Learning to CROSS Exchange to Solve Min-Max Vehicle Routing Problems

Abstract

CROSS exchange (CE), a meta-heuristic that solves various vehicle routing problems (VRPs), improves the solutions of VRPs by swapping the sub-tours of the vehicles. Inspired by CE, we propose Neuro CE (NCE), a fundamental operator of \textit{learned} meta-heuristic, to solve various min-max VRPs while overcoming the limitations of CE, i.e., the expensive $\mathcal{O}(n^4)$ search cost. NCE employs graph neural network to predict the cost-decrements (i.e., results of CE searches) and utilizes the predicted cost-decrements to guide the selection of sub-tours for swapping, while reducing the search cost to $\mathcal{O}(n^2)$. As the learning objective of NCE is to predict the cost-decrement, the training can be simply done in a supervised fashion, whose training samples can be easily collected.
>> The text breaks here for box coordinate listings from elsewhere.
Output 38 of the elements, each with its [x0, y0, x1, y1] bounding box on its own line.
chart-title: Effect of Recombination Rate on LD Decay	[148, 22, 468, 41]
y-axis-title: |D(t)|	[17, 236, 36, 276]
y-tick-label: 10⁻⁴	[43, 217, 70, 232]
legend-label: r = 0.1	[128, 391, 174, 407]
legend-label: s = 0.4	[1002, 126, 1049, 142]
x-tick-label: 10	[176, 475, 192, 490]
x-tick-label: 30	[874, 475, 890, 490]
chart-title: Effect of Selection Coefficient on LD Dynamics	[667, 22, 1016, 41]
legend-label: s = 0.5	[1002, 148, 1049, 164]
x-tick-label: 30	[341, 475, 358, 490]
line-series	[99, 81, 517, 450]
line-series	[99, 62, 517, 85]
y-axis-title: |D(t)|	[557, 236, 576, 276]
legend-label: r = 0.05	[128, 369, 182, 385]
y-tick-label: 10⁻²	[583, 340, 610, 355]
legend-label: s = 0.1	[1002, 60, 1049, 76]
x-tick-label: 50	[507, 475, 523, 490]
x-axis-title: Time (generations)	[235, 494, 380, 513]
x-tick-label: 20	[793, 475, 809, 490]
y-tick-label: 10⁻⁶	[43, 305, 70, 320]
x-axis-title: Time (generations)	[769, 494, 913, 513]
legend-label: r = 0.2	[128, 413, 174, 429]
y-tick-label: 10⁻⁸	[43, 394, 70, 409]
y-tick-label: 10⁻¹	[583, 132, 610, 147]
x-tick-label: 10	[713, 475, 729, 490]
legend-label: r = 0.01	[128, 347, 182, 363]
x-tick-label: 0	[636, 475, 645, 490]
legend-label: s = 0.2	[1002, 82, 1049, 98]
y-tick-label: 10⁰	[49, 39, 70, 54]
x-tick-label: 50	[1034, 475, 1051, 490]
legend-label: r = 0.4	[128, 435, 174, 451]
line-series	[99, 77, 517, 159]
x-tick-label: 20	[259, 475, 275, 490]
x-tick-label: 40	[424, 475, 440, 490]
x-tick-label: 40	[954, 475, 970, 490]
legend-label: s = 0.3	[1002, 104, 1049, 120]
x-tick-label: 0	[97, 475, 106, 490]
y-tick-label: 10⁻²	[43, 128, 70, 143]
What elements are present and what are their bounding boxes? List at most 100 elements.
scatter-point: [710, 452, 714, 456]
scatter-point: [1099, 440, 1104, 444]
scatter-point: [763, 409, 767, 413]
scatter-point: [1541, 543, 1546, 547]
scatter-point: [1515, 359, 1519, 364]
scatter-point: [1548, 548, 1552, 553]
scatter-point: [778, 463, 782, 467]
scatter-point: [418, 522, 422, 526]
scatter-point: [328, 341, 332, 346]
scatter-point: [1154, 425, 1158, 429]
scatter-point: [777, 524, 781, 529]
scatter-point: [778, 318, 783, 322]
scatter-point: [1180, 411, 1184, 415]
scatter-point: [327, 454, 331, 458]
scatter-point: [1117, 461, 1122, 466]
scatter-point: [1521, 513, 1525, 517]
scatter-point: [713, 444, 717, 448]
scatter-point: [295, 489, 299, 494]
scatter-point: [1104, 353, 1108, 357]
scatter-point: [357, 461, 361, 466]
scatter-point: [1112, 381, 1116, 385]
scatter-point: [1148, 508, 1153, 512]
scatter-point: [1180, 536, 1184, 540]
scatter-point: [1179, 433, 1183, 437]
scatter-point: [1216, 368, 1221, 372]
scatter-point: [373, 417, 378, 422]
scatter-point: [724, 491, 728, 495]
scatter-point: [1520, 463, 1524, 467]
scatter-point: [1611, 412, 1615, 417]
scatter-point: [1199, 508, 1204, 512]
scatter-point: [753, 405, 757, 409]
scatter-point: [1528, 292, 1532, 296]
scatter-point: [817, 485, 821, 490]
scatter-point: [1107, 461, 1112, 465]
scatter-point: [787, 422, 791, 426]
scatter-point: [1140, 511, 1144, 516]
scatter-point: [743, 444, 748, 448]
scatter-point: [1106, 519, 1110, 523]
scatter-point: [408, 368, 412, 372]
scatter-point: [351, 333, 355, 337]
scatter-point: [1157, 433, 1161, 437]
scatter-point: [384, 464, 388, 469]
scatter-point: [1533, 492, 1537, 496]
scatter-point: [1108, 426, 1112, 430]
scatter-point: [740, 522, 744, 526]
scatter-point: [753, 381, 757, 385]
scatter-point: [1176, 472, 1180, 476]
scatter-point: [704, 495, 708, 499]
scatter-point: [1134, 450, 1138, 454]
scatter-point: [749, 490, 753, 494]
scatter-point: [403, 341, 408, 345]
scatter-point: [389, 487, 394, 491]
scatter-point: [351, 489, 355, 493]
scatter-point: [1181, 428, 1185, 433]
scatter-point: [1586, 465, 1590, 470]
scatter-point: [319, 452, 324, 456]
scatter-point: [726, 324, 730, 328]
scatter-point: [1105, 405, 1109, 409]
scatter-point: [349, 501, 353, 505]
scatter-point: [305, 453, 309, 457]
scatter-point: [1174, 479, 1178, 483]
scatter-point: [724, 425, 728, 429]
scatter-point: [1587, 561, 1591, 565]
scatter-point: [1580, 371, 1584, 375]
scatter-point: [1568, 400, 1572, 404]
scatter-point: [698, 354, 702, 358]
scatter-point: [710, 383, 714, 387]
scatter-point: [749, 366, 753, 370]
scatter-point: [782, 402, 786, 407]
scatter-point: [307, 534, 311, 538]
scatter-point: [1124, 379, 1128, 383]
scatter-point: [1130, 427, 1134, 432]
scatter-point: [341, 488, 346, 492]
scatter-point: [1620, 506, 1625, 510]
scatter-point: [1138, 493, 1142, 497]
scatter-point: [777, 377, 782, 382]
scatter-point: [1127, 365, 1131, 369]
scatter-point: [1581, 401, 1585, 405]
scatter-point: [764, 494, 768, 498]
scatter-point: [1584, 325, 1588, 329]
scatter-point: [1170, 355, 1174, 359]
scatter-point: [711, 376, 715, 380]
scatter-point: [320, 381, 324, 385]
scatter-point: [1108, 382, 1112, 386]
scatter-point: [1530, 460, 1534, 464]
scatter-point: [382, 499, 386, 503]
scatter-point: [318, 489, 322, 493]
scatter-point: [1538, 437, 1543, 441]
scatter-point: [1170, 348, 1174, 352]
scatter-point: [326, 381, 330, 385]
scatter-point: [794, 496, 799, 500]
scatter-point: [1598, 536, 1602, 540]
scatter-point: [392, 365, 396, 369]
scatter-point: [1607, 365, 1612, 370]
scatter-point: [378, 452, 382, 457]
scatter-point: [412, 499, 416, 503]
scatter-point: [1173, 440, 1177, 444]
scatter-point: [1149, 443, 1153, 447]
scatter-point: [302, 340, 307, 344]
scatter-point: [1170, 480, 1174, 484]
Despite the simplicity of NCE, numerical results show that the NCE trained with min-max flexible multi-depot VRP (min-max FMDVRP) outperforms the meta-heuristic baselines. More importantly, it significantly outperforms the neural baselines when solving distinctive special cases of min-max FMDVRP (e.g., min-max MDVRP, min-max mTSP, min-max CVRP) without additional training.